A decadent cheesecake featuring a silky white chocolate heart and bright raspberries, all set in a chocolate cookie crust, perfect for special occasions.
Prep Time 30 minutes
Cook Time 1 hour 5 minutes
Total Time 6 hours 45 minutes
Servings: 12 slices
Course: Dessert
Cuisine: American
Calories: 450

Ingredients
  

Crust
  • 2 cups chocolate cookie crumbs
  • 6 tbsp unsalted butter, melted
Cheesecake Filling
  • 24 oz cream cheese, softened Use room temperature for smoother batter.
  • 3/4 cup granulated sugar
  • 3 large eggs Use room temperature.
  • 1/2 cup sour cream
  • 8 oz white chocolate, melted and slightly cooled
  • 1 tsp vanilla extract
  • 1/2 cup raspberry preserves
  • 3/4 cup fresh raspberries Fold in gently to preserve shape.
Toppings
  • 1 cup white chocolate chips
  • 1/3 cup heavy cream For white chocolate sauce.
  • 1/2 cup semisweet chocolate chips
  • 3 tbsp heavy cream For semisweet chocolate drizzle.
  • 1/4 cup chopped white chocolate truffles or pieces
  • 1/4 cup crushed cookies, for garnish
  • 1/2 cup fresh raspberries, for topping

Method
 

Preparation
  1. Preheat the oven to 325°F (165°C). Grease a 9-inch springform pan and wrap the outside with foil.
  2. Stir together the chocolate cookie crumbs and melted butter, and press the mixture into the bottom of the pan to form the crust.
  3. In a large bowl, beat the cream cheese and sugar until smooth.
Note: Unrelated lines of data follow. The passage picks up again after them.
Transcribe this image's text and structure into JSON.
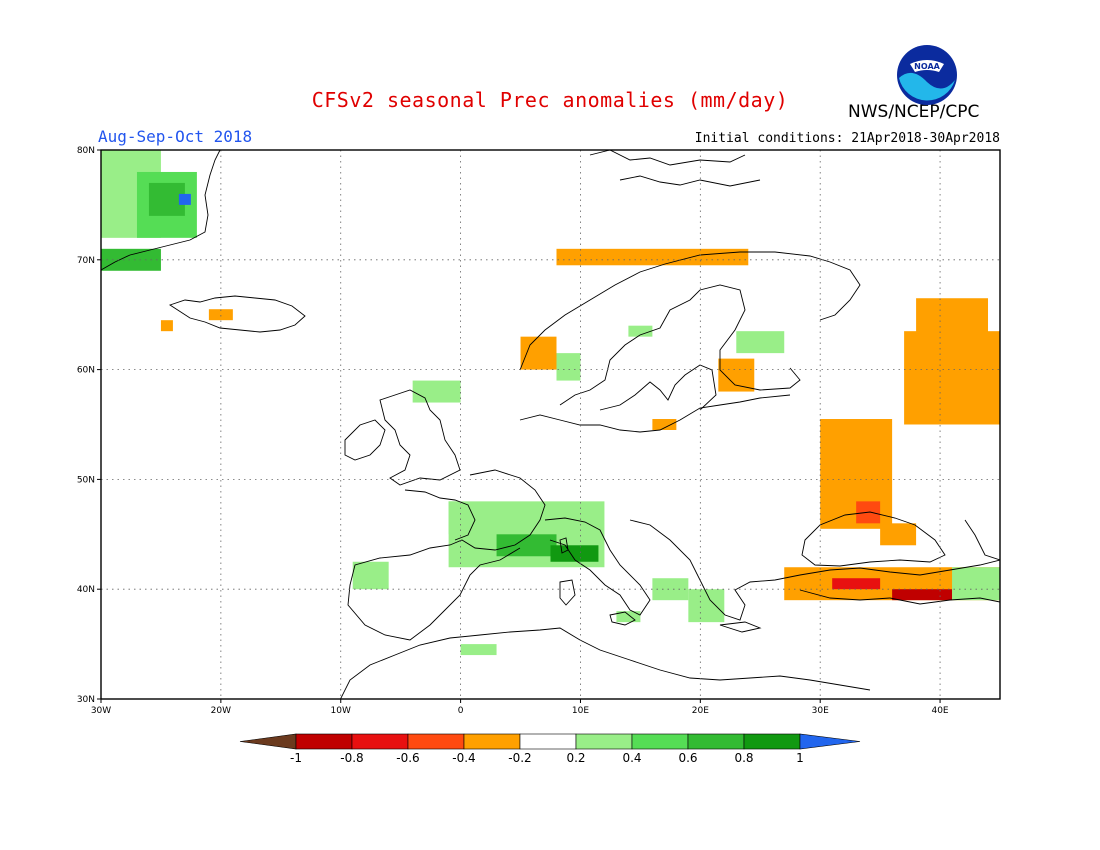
{
  "header": {
    "title": "CFSv2 seasonal Prec anomalies (mm/day)",
    "org": "NWS/NCEP/CPC",
    "period": "Aug-Sep-Oct 2018",
    "initial_conditions": "Initial conditions: 21Apr2018-30Apr2018",
    "logo_text": "NOAA"
  },
  "map": {
    "lon_range": [
      -30,
      45
    ],
    "lat_range": [
      30,
      80
    ],
    "lon_ticks": [
      {
        "value": -30,
        "label": "30W"
      },
      {
        "value": -20,
        "label": "20W"
      },
      {
        "value": -10,
        "label": "10W"
      },
      {
        "value": 0,
        "label": "0"
      },
      {
        "value": 10,
        "label": "10E"
      },
      {
        "value": 20,
        "label": "20E"
      },
      {
        "value": 30,
        "label": "30E"
      },
      {
        "value": 40,
        "label": "40E"
      }
    ],
    "lat_ticks": [
      {
        "value": 30,
        "label": "30N"
      },
      {
        "value": 40,
        "label": "40N"
      },
      {
        "value": 50,
        "label": "50N"
      },
      {
        "value": 60,
        "label": "60N"
      },
      {
        "value": 70,
        "label": "70N"
      },
      {
        "value": 80,
        "label": "80N"
      }
    ],
    "anomaly_cells": [
      {
        "lon": [
          -30,
          -25
        ],
        "lat": [
          72,
          80
        ],
        "value": 0.3
      },
      {
        "lon": [
          -27,
          -22
        ],
        "lat": [
          72,
          78
        ],
        "value": 0.5
      },
      {
        "lon": [
          -26,
          -23
        ],
        "lat": [
          74,
          77
        ],
        "value": 0.7
      },
      {
        "lon": [
          -23.5,
          -22.5
        ],
        "lat": [
          75,
          76
        ],
        "value": 1.1
      },
      {
        "lon": [
          -30,
          -25
        ],
        "lat": [
          69,
          71
        ],
        "value": 0.6
      },
      {
        "lon": [
          -21,
          -19
        ],
        "lat": [
          64.5,
          65.5
        ],
        "value": -0.3
      },
      {
        "lon": [
          -25,
          -24
        ],
        "lat": [
          63.5,
          64.5
        ],
        "value": -0.3
      },
      {
        "lon": [
          8,
          24
        ],
        "lat": [
          69.5,
          71
        ],
        "value": -0.3
      },
      {
        "lon": [
          -4,
          0
        ],
        "lat": [
          57,
          59
        ],
        "value": 0.3
      },
      {
        "lon": [
          8,
          10
        ],
        "lat": [
          59,
          61.5
        ],
        "value": 0.3
      },
      {
        "lon": [
          5,
          8
        ],
        "lat": [
          60,
          63
        ],
        "value": -0.3
      },
      {
        "lon": [
          23,
          27
        ],
        "lat": [
          61.5,
          63.5
        ],
        "value": 0.3
      },
      {
        "lon": [
          14,
          16
        ],
        "lat": [
          63,
          64
        ],
        "value": 0.3
      },
      {
        "lon": [
          21.5,
          24.5
        ],
        "lat": [
          58,
          61
        ],
        "value": -0.3
      },
      {
        "lon": [
          16,
          18
        ],
        "lat": [
          54.5,
          55.5
        ],
        "value": -0.3
      },
      {
        "lon": [
          30,
          36
        ],
        "lat": [
          45.5,
          55.5
        ],
        "value": -0.3
      },
      {
        "lon": [
          33,
          35
        ],
        "lat": [
          46,
          48
        ],
        "value": -0.6
      },
      {
        "lon": [
          35,
          38
        ],
        "lat": [
          44,
          46
        ],
        "value": -0.3
      },
      {
        "lon": [
          37,
          45
        ],
        "lat": [
          55,
          63.5
        ],
        "value": -0.3
      },
      {
        "lon": [
          38,
          44
        ],
        "lat": [
          63,
          66.5
        ],
        "value": -0.3
      },
      {
        "lon": -1,
        "lat": [
          45,
          48
        ],
        "value": 0.3
      },
      {
        "lon": [
          -1,
          12
        ],
        "lat": [
          42,
          48
        ],
        "value": 0.3
      },
      {
        "lon": [
          3,
          8
        ],
        "lat": [
          43,
          45
        ],
        "value": 0.6
      },
      {
        "lon": [
          7.5,
          11.5
        ],
        "lat": [
          42.5,
          44
        ],
        "value": 0.8
      },
      {
        "lon": [
          -9,
          -6
        ],
        "lat": [
          40,
          42.5
        ],
        "value": 0.3
      },
      {
        "lon": [
          16,
          19
        ],
        "lat": [
          39,
          41
        ],
        "value": 0.3
      },
      {
        "lon": [
          19,
          22
        ],
        "lat": [
          37,
          40
        ],
        "value": 0.3
      },
      {
        "lon": [
          27,
          45
        ],
        "lat": [
          39,
          42
        ],
        "value": -0.3
      },
      {
        "lon": [
          31,
          35
        ],
        "lat": [
          40,
          41
        ],
        "value": -0.8
      },
      {
        "lon": [
          36,
          41
        ],
        "lat": [
          39,
          40
        ],
        "value": -0.9
      },
      {
        "lon": [
          41,
          45
        ],
        "lat": [
          39,
          42
        ],
        "value": 0.3
      },
      {
        "lon": [
          0,
          3
        ],
        "lat": [
          34,
          35
        ],
        "value": 0.3
      },
      {
        "lon": [
          13,
          15
        ],
        "lat": [
          37,
          38
        ],
        "value": 0.3
      }
    ]
  },
  "colorbar": {
    "colors": [
      "#6b3a1e",
      "#c00000",
      "#e81010",
      "#ff4a10",
      "#ffa000",
      "#ffffff",
      "#99ee88",
      "#55dd55",
      "#33bb33",
      "#119911",
      "#2266ee"
    ],
    "labels": [
      "-1",
      "-0.8",
      "-0.6",
      "-0.4",
      "-0.2",
      "0.2",
      "0.4",
      "0.6",
      "0.8",
      "1"
    ],
    "bin_edges": [
      -1,
      -0.8,
      -0.6,
      -0.4,
      -0.2,
      0.2,
      0.4,
      0.6,
      0.8,
      1
    ]
  }
}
Add the eggs one at a time, mixing just until incorporated.
  4. Mix in the sour cream, melted white chocolate, and vanilla extract until just combined. Do not overbeat.
Assembly and Baking
  1. Pour half of the batter over the prepared crust. Spoon small dollops of raspberry preserves and scatter fresh raspberries over the batter. Top with the remaining batter.
  2. Place the springform pan inside a larger roasting pan and fill it with hot water until it reaches halfway up the sides of the springform pan.
  3. Bake for 55 to 65 minutes, until the edges are set and the center jiggles slightly.
  4. Turn off the oven, crack the door open, and let the cheesecake rest inside for 1 hour to prevent cracking.
  5. Refrigerate for at least 6 hours, or overnight, until fully chilled and firm.
Sauce Preparation
  1. For the white chocolate sauce, heat 1/3 cup heavy cream until steaming, then pour it over the white chocolate chips and stir until smooth.
  2. For the semisweet chocolate drizzle, heat 3 tbsp heavy cream until steaming and pour over the semisweet chocolate chips, stirring until glossy.
Serving
  1. Spoon the white chocolate sauce over the chilled cheesecake and drizzle with the semisweet chocolate sauce.
  2. Finish with chopped white chocolate truffles, crushed cookies, and fresh raspberries before slicing and serving.

Notes

Room temperature ingredients lead to a smoother batter. Store tightly covered for up to 4 days, or freeze slices for 2 months.